Again, Ashworth takes it on the chin. “I absolutely welcome innovation. My background is as an entrepreneur. I understand the value and power of humour and innovation. What we have to do is help producers big and small through our advisory service look at how to be as creative as they can be without breaching the rules the industry has had in place for the last 18 years.”

But, does Ashworth regard BrewDog’s outburst as irresponsible? Could episodes like this threaten the self-regulation model for everybody? Again, he is phlegmatic. “No. I think people generally look at any code of practice and they will see that anyone who has had a ruling against them may decide to make that very public. That is their choice. That is a matter for them (the company) and their shareholders and their customers. Whether that’s good for their business, or not. We have to maintain a clear consistent set of rules for the wider drinks industry.” 

Let’s deal, then, with the point that the group is only funded by its big corporate members. At present, the group has ten members that bankroll it, plus 140 signatories to its code that agree to abide by the judgements. “Somebody has to fund an organisation,” says Ashworth. “You could put in place, as some might want to happen, a levy on anybody who tries to market alcohol products, which happens in other sectors. But, we’re trying to be an open transparent organisation.”

Ashworth is keen to stress that the independent complaints panel is exactly as it says; “independent”. Its chairman is also head of the Electoral Commission, so a highly-trusted figure. Ashworth notes, though, that the membership of the Portman Group is “constantly under review”. He adds: “I would welcome any drinks producer who wants to consider joining. It’s a good thing to align around. I have conversations with people from time to time, I’m happy the members are fully supportive of what we do and we recently had a new member join last year - SABMiller.”

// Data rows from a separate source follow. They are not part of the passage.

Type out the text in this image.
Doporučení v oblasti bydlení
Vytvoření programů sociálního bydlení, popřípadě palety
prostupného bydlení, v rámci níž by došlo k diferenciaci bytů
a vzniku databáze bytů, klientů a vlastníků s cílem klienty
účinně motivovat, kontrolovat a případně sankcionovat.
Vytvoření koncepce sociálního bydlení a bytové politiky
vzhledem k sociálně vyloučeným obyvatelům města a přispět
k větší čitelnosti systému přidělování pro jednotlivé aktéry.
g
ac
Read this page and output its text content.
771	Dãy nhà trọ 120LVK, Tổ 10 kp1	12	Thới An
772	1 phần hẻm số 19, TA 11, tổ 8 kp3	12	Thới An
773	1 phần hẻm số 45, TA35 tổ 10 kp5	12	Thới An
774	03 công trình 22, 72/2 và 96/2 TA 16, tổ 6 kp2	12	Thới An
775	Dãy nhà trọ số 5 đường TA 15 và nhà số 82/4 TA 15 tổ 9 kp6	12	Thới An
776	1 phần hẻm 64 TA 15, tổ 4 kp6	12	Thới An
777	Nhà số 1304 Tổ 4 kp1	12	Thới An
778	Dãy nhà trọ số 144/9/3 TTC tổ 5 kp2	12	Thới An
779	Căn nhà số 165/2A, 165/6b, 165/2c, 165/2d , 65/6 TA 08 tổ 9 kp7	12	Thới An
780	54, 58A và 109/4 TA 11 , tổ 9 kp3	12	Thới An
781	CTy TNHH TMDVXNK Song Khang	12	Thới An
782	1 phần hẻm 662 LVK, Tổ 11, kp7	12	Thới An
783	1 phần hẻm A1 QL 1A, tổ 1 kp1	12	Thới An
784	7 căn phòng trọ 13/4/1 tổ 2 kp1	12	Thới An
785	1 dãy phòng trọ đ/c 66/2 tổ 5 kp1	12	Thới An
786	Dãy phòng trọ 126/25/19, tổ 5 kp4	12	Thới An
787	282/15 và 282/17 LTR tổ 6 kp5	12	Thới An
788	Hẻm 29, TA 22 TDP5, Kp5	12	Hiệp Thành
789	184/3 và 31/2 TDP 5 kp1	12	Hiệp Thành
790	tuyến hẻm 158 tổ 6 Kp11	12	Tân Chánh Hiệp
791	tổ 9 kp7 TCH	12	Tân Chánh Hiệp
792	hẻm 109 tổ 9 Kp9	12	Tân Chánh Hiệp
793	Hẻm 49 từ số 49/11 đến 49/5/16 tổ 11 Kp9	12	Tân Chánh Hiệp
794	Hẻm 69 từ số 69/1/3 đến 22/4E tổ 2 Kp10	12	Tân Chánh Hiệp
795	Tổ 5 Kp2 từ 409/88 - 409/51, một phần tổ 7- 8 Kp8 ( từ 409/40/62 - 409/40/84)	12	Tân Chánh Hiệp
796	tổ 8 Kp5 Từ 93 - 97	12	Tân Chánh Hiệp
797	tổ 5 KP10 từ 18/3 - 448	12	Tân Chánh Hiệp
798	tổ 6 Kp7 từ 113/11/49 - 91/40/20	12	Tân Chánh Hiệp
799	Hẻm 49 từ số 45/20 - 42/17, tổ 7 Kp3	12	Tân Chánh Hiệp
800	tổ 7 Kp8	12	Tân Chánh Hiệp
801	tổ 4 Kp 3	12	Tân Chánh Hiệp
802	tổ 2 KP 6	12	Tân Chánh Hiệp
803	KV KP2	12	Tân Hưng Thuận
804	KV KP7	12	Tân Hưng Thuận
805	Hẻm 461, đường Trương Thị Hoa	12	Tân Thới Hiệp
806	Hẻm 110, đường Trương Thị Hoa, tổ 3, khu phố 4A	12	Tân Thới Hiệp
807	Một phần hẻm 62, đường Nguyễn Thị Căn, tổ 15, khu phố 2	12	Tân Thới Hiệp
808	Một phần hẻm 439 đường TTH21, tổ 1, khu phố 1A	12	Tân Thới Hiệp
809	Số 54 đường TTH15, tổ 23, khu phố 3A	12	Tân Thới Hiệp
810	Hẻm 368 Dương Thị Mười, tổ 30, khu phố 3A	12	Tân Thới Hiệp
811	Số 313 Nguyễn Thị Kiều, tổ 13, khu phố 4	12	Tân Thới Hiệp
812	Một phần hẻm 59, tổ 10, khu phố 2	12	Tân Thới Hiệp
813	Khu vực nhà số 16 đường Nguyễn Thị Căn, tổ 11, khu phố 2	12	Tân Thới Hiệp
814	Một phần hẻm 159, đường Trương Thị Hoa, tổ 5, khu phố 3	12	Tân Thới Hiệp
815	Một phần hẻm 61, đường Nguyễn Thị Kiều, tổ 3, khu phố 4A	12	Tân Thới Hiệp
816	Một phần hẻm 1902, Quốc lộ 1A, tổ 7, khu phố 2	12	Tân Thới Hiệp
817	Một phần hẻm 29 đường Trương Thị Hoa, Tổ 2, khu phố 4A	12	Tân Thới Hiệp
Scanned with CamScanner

But it is not only the odd rogue drinks company that Ashworth has to joust with. The UK’s health lobby is no fan of drinks industry self-regulation. Last year, a swathe of health bodies walked out on the Government’s much-touted Responsibility Deal. The Portman Group chief admits he finds the stance by some health professionals disappointing.

“It seems counter-intuitive to me that, when partnership working at a local level is so effective, that there are people who believe partnership working at a national level might not be effective,” he argues.  “There are many people from the public health community who would rather not see a Portman Group and would rather not see any alcohol marketing, it’s incumbent on the whole industry to be mindful of that.”

Ashworth points to the progress producers are making in cutting alcohol units from products. “A cut in units would be very complicated to do through any legislative programme,” he says. “My only answer is, we have to get on and show what can be achieved and then encourage public health community to get back on board with us and work with us.” 

All this sounds like a test for anyone.

But, again, Ashworth, is determined to stay upbeat about the role he occupies. “It’s challenging, it’s fun,” he says. “If everybody around you feels challenged, that’s good. The job of the Portman Group isn’t to be a trade association. I’m not here to be a nice guy. Our role is to be fair and tough, but also to be a good critical friend of the industry.”

Judging by some of the flak directed at it, then, it would appear the Portman Group is fulfilling its task.